For every subsequent raw value read, I subtract the zero value from it to get the "relative" raw value.

Then, I scale this value using
http://wiibrew.org/wiki/Wiimote/Extension_Controllers (checking for yaw_fast, pitch_fast etc.), and multiply by 0.33 if its in fast mode and 0.072 if its in slow mode

Finally I sum up all these values over time (discrete integration) to get the angle of the wiimote wrt initial orientation.
To calculate this relative to world coordinates, I add an initial orientation value I get from an electronic compass.
The problem is my values just won't scale, and even when my wiimote is stationary, my y,p,r values add up to over 360400 degrees eventually.

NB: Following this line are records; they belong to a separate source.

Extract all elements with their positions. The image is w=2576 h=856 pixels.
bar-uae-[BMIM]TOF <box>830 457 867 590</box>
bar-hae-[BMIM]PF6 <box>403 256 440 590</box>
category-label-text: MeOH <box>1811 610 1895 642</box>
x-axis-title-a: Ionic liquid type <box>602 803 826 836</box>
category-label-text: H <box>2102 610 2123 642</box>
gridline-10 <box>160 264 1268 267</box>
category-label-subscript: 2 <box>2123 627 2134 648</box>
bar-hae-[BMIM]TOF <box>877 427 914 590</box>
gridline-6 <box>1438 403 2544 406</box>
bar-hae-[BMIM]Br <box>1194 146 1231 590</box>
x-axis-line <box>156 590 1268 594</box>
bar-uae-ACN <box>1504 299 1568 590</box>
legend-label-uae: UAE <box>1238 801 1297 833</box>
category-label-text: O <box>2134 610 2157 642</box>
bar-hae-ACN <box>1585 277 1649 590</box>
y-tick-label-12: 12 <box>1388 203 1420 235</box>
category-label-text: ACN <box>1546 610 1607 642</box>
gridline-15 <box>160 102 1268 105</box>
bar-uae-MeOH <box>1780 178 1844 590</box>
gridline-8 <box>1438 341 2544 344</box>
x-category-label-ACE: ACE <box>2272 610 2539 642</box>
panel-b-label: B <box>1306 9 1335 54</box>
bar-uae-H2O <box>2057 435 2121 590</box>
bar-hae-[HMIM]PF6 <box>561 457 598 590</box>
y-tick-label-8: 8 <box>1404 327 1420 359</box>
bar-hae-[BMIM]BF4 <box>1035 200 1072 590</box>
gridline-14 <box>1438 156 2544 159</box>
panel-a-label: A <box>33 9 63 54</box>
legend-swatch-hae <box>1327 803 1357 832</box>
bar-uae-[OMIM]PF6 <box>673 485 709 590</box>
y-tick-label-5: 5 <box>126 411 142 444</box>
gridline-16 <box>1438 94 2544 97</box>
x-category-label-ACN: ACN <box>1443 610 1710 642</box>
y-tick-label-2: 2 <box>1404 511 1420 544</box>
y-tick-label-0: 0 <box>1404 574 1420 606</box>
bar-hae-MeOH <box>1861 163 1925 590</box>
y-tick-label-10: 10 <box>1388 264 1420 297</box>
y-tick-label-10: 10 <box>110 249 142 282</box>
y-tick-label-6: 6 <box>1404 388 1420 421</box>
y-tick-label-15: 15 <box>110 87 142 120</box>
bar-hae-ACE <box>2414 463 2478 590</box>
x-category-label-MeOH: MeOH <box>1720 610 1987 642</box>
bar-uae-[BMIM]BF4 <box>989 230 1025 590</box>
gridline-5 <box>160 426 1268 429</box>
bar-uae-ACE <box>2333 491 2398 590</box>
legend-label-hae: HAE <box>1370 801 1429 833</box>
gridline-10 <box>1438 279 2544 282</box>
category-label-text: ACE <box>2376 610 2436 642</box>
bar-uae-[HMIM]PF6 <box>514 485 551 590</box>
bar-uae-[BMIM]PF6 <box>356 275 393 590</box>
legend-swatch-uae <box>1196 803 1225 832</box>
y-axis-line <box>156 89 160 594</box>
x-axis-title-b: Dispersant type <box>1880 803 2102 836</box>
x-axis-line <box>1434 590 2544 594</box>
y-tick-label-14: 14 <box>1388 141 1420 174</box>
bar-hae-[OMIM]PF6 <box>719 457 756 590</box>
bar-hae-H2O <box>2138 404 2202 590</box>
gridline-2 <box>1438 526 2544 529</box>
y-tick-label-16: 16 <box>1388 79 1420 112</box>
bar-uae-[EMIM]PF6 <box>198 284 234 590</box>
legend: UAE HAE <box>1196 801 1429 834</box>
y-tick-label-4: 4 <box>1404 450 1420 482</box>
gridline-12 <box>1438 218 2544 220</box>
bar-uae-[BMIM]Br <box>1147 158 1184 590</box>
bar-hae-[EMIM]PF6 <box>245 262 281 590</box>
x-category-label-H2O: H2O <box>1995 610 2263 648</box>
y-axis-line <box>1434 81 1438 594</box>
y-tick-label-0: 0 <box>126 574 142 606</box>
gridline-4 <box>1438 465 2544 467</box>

I have no idea where this extra noise is coming from; I calculate my zero value by checking for 2 consecutive identical
raw values initially.
Do you know where I might be going wrong?
Thanks, and I'm sorry for the bother!


Dec 6, 2010 at 8:02 PM
Edited Dec 6, 2010 at 8:04 PM

Calibrate the Motionplus (i.e. Find the raw value that corresponds to zero; I do this by holding it stationary for a point of time) 
Exactly what I do. It is zeroed by pressing the button to start a swing.
For every subsequent raw value read, I subtract the zero value from it to get the "relative" raw value.  Exactly what I do.
Then, I scale this value using http://wiibrew.org/wiki/Wiimote/Extension_Controllers (checking for yaw_fast, pitch_fast etc.), and multiply by 0.33 if its in fast
mode and 0.072 if its in slow mode  I would check on this. I have .25 and .05 as my values for multiplication (actually I divide by 4 and 20).
Finally I sum up all these values over time (discrete integration) to get the angle of the wiimote wrt initial orientation.
This is what I do, but I only take 98% of the value. This is leftover from experimenting with various methods of combating jitter.
To calculate this relative to world coordinates, I add an initial orientation value I get from an electronic compass.
I do this to create an orientation matrix for my disc:
return Quaternion.CreateFromYawPitchRoll(MathHelper.ToRadians(Angle.Z * 1), MathHelper.ToRadians(Angle.X), MathHelper.ToRadians(Angle.Y)); This is bad and needs some checking to ensure you are multiplying the right axis by 1. It works
fine if the wiimote was faceup when initialized.
A.Z is currently set to 0, and as far as I can see is never changed. I was experimenting with various methods for reducing jitter, and I kept the formulas there to facilitate experimentation. The A.Z (and the accompanying percentage) can be used
to smooth the jitter by setting it to the previous value of the Angle. Then you can change the percentages to adjust for how much you "trust" the data from the sensor. I know from experience that getting this to work can be extremely
frustrating. When it does finally work (or somewhat work in my case), it is pretty cool.